During another scene, when the man responsible for the car accident that has left her in so much pain (played by William H. Macy) arrives at her door, Aniston was overwhelmed. “Seeing the face of that man, I just wanted to beat the shit out of him,” she says. “Thankfully, they gave me a stuntman to beat up, because I would have killed Bill. Really. This big guy said, ‘You can punch me as hard as you possibly can.’ And I remember seeing white and just beating him for take after take. And the next day, I woke up and couldn’t move. My body seized [up]. I was like, ‘What the f— did I do?’ “
What lies next is unclear. “In terms of my career, that’s the thing I’ve always let come to me,” she says. “I’ve never been strategic. I don’t have an agenda. I just go with my gut.”
She says she’s open to doing theater and even returning to series TV. She also would like to direct a film but hasn’t encountered the right vehicle. “I was trying to find a full-length feature, and that almost happened two years ago, and then an acting job arrived, so I couldn’t do it,” she says. “But I have to get that super-excited feeling, and I really promised myself that, unless I feel with all my heart, ‘Oh, I have to do this,’ then I just can’t. There’s too much to be home for.”
Home, now, is the epicenter of her existence. In some ways, she’s a homebody who gets great joy from restoring houses, just as she has fixed up the house where we sit this late afternoon. That has much more appeal than uprooting herself for the sake of just another job. “When you’re younger and you’re off for three months, four months, doing a movie God-knows-where, it’s fine and it’s a fun experience,” she says. “But when you get to a place where you want to be home, and you have a partner, you have to be selective.”
She pauses to contemplate what she’s just said. One of her three rescue dogs, an old white shepherd, lopes in and comes up to her, licking her face. She shows him a warmth she rarely reveals to strangers.
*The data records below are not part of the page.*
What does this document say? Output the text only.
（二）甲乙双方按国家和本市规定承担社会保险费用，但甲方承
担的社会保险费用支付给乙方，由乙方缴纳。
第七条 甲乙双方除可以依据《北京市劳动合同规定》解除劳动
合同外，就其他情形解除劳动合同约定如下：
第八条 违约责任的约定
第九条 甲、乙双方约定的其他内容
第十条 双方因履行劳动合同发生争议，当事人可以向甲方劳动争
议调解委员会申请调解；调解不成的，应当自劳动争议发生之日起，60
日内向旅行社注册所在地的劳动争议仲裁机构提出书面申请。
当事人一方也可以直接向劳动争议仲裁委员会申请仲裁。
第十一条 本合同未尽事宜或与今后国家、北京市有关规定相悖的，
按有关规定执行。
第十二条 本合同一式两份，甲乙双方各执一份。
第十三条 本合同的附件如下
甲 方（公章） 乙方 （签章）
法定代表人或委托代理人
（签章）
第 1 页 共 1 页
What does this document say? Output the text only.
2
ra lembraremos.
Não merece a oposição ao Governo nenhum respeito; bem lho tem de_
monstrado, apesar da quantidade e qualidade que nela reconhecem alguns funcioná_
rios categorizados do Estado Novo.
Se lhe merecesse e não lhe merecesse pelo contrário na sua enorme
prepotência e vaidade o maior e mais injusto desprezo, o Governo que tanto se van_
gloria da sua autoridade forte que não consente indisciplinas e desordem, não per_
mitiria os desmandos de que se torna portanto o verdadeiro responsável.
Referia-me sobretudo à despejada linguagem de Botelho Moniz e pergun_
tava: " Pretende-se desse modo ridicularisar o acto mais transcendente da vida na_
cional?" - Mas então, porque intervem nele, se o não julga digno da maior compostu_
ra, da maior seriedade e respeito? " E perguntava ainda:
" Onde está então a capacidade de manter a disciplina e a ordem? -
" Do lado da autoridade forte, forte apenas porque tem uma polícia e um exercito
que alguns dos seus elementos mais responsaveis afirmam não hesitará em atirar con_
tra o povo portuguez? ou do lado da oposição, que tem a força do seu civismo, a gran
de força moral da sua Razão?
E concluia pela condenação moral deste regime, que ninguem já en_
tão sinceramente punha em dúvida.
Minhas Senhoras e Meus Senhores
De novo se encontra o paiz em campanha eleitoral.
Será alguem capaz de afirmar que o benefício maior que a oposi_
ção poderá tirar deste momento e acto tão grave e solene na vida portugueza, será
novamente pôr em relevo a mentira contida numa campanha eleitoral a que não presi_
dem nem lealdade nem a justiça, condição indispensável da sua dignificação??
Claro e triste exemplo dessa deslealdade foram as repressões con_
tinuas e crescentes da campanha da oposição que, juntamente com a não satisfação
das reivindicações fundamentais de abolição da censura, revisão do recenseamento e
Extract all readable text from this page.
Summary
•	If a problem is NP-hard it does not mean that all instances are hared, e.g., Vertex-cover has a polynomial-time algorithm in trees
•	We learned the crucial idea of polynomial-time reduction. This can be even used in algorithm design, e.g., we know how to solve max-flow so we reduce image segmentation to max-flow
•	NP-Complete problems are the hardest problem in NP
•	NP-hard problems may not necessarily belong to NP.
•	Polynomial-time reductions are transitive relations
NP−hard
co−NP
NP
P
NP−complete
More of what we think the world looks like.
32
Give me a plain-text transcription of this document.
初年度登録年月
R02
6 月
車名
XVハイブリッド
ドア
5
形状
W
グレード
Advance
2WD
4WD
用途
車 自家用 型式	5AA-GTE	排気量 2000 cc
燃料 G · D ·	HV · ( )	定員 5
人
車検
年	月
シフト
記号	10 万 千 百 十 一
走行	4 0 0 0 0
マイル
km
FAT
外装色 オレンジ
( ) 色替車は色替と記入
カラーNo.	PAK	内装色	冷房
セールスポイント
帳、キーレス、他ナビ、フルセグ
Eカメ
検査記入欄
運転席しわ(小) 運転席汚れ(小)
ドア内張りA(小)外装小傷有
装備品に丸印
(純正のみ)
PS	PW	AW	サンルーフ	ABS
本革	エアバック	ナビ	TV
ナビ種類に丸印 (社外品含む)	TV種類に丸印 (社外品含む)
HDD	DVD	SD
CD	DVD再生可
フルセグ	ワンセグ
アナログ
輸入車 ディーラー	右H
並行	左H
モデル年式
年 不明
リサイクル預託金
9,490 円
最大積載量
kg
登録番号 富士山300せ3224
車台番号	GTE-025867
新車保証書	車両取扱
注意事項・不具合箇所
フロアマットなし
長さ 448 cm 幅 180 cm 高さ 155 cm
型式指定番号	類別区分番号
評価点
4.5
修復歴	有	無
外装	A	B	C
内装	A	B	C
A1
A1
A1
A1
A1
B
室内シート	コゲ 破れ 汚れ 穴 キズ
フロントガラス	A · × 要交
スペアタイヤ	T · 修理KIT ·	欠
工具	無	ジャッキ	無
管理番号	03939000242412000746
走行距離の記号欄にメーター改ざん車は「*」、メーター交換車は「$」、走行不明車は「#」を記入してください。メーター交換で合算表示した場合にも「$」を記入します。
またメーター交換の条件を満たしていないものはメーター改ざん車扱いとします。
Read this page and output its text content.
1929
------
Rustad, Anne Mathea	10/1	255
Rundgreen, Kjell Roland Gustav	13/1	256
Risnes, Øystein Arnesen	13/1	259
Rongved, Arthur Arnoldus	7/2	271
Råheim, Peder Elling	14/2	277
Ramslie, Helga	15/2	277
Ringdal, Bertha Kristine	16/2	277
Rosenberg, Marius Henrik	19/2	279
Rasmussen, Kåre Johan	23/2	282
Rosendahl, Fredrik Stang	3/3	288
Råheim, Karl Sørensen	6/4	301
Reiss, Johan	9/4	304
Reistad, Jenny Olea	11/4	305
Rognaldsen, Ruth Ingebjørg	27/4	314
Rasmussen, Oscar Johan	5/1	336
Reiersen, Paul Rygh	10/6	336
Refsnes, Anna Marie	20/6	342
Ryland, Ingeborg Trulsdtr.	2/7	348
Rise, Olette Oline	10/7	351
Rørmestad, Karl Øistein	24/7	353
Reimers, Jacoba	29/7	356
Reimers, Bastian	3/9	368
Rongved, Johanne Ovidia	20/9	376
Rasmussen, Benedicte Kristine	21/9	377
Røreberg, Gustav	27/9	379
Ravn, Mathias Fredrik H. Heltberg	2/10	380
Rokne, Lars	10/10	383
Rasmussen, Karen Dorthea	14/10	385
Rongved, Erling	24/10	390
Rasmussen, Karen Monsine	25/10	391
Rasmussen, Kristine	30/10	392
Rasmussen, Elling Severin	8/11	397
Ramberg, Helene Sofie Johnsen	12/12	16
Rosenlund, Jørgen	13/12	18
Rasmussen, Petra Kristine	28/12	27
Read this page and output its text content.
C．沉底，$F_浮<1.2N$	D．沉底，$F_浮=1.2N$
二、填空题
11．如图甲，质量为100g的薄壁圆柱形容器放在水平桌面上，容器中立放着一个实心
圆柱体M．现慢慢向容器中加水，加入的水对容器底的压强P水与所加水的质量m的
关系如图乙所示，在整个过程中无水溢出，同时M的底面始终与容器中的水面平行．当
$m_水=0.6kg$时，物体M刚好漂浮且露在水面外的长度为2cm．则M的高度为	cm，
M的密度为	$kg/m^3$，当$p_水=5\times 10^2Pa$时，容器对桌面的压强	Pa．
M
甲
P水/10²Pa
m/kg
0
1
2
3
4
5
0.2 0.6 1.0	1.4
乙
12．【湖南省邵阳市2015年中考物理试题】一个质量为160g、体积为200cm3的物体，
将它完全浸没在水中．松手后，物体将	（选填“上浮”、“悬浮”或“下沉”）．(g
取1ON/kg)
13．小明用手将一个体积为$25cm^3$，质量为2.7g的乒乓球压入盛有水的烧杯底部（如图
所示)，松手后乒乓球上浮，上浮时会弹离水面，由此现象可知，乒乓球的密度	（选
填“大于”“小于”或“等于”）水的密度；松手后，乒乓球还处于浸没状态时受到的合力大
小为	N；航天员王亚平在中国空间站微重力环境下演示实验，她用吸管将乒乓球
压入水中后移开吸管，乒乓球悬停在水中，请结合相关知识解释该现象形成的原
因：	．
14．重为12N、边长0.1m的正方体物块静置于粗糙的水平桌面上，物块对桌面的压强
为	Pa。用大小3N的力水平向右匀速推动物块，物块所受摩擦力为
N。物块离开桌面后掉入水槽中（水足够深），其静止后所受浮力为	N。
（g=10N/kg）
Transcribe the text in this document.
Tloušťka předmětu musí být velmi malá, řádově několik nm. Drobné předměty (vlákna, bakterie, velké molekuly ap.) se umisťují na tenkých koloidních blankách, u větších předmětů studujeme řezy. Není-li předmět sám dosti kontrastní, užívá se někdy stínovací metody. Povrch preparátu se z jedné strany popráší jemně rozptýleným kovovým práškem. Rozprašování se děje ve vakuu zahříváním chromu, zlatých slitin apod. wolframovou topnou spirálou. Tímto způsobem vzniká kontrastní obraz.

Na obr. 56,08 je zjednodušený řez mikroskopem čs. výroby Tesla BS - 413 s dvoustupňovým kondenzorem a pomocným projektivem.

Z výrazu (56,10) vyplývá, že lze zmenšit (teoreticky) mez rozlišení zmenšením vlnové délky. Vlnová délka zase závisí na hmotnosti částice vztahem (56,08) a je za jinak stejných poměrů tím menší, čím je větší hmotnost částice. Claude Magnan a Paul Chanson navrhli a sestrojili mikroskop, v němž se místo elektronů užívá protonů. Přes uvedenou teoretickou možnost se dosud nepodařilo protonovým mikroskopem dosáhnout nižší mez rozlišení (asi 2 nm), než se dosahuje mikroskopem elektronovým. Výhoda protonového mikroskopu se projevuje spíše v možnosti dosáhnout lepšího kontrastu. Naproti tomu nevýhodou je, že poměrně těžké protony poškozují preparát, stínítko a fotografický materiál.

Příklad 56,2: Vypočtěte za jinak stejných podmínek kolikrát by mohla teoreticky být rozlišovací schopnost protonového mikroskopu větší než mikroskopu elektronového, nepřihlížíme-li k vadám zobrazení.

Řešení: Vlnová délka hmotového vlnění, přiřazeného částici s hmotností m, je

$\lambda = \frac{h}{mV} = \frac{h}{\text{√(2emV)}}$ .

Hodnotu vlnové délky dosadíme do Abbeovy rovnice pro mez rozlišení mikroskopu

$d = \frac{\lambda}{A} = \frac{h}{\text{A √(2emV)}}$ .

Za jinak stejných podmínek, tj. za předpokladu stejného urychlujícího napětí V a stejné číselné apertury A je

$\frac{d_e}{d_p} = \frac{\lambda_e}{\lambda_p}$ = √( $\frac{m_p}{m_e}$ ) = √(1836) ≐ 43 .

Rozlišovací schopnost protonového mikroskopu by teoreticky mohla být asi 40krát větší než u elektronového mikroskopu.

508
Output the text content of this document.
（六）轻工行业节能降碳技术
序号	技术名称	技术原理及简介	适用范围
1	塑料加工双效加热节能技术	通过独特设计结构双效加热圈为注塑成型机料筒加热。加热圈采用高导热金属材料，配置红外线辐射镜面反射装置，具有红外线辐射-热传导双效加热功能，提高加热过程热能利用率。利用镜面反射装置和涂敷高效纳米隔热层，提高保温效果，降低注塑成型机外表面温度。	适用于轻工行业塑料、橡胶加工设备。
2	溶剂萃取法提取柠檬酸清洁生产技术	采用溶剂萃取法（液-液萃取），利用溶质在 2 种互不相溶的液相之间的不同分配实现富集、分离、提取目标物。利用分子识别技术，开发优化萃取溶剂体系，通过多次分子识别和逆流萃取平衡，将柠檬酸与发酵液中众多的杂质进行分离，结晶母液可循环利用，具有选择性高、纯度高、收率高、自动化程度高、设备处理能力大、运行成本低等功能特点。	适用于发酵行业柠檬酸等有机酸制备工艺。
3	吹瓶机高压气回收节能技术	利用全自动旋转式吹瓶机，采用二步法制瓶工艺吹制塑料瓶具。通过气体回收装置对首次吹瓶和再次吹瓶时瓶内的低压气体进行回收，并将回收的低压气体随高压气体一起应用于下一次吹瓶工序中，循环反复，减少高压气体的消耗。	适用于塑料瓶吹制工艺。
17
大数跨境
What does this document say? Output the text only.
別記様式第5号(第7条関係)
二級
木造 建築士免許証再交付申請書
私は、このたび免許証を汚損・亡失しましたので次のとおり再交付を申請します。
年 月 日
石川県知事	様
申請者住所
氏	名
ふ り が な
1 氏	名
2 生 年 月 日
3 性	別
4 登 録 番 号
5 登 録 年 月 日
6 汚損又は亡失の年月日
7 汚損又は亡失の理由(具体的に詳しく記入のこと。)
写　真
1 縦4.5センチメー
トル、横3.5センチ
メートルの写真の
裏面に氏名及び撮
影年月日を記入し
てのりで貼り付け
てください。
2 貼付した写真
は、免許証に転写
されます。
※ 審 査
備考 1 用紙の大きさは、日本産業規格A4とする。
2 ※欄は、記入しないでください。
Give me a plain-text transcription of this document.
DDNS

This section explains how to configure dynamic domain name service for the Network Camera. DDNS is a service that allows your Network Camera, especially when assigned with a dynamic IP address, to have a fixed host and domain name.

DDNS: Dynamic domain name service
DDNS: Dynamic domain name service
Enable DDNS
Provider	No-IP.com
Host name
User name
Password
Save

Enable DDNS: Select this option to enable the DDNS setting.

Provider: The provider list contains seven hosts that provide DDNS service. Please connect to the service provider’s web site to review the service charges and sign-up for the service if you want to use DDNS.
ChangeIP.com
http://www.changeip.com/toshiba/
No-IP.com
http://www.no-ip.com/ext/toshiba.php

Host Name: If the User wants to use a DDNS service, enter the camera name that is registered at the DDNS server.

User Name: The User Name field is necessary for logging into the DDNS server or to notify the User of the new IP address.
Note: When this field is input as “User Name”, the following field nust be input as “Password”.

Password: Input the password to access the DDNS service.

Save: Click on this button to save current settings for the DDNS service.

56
The light is fading. The view from the windows is dark now. One of the two great doors that lead into Aniston’s fortress-like house opens, and her manager, Keshishian, enters with a colleague. It occurs to me that Aniston resembles this house, so protected on the outside, but with great vistas spreading out once one gets within.
Her life is full to overflowing, but she’s still searching for the great big thing that will give it meaning as she enters its next phase. Perhaps it’s a role, perhaps something that has nothing to do with her craft.
“There’s something bigger I’m interested in doing,” she says. “It could be more work, it could be more creativity, or getting more philanthropic in the world. It can look like a baby. It can look like a foundation. I know I have a bigger purpose. It’s a puzzle, and I haven’t quite put the puzzle together. But something greater is calling out to me.”